STEVENS POINT – By now, many have felt the claws of COVID-19 dig into their inner circles. Here are a few recent notes from mine.
A good friend here in Portage County was munching on breakfast one recent day when he crashed to the kitchen floor with a stroke. Lucky for him his wife was there, and she called for emergency assistance. Despite being fully vaccinated, he was found positive for COVID-19, which is known to cause strokes. That’s especially so for those with other risk factors, like my 65-year-old friend. But he is a tough dude and came around quickly at the emergency department of the local hospital.
One would expect someone in his situation to be held for a day or two for observation. But things are different in the new normal, and his medical attendants told him he should just go home. Turns out there were no available beds, and he would have to endure a 24- to 36-hour wait in the emergency department. So home he went, where he’s now negative for COVID and recovering from the stroke’s lingering effects.

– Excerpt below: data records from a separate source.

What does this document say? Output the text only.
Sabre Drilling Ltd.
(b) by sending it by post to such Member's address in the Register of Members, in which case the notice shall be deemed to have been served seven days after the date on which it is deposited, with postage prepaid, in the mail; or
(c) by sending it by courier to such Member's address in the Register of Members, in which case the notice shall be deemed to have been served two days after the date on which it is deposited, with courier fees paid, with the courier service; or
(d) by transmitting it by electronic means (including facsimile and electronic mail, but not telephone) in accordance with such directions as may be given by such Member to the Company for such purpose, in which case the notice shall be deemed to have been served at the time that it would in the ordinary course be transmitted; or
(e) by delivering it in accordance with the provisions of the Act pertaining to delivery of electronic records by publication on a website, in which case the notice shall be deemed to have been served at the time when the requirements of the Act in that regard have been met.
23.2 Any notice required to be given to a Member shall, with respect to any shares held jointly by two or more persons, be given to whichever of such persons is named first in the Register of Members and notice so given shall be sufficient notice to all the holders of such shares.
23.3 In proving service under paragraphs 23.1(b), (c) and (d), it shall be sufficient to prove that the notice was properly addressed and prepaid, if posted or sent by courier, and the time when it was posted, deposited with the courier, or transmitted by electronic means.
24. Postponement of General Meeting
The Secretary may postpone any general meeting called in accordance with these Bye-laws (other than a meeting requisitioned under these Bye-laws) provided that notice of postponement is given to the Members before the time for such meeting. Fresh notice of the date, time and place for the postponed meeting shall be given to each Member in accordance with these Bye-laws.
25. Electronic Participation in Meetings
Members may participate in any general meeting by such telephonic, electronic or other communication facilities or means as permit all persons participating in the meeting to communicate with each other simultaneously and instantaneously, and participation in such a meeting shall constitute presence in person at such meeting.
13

You can bet similar stories are piling up across the state, since the Wisconsin Department of Health Services reports that all 72 counties in Wisconsin are currently experiencing “high,” “very high” or “critically high” levels of COVID-19 activity. But to heck with public health measures, many still say. That laissez-faire attitude startled a cousin and her husband on a recent visit from Costa Rica. They’re expatriates from the states, where their children and grandchildren live, and they were here for long-delayed reunions. They were fully vaccinated, and the required tests upon arrival in the U.S. were negative.
On U.S. soil, they were shocked at lack of compliance with time-tested public health measures like adequate masking and social distancing. “You can’t get into a grocery store in Costa Rica without a mask,” said my cousin.
So remind me again, which is the Third World country? By the way, they were grateful for receiving the vaccine, supplies of which my cousin noted were a gift from the U.S. The Costa Rican government is now going all-out to get people vaccinated, she added.
Meanwhile, here in the U.S. school boards across the country are being harassed for efforts to control COVID in the schools in campaigns coordinated by those who say they value “freedom.” Gosh, one can almost hear Mandy Patinkin uttering that famous line in the Princess Bride: “You keep using that word. I do not think it means what you think it means.”
It certainly doesn’t to Jeffrey Sachs, president of the United Nations Sustainable Development Solutions Network, who expressed his view of that so-called freedom in a recent opinion piece: “The US has proved itself to be the land of a very peculiar notion of freedom: the freedom to harm others, to put the poor and frontline workers in mortal danger, and to spread misinformation. Freedom, in short, without a glimmer of responsibility.”
In his view: “The selfishness of it all has been staggering. Poor people and people of color in disproportionate numbers, and frontline workers, were repeatedly ordered to go to work in unprotected settings at workplaces where even basic face mask protections were widely flouted. We have watched as brave public health workers have faced abuse and even death threats, and shop clerks and customers have been pummeled, simply for asking others to put on a face mask.”
He went on to point the finger at some clergy who have endangered their congregants by demanding the right to hold indoor church services even as the pandemic raged in their communities, when they could have moved the services outdoors or online.
Yes, I am biased on this subject, too. I have a daughter who has been a front-line medical worker throughout this pandemic. High stress has been a constant. To the deniers, I can only say please don’t talk to me about your freedom to put her at risk.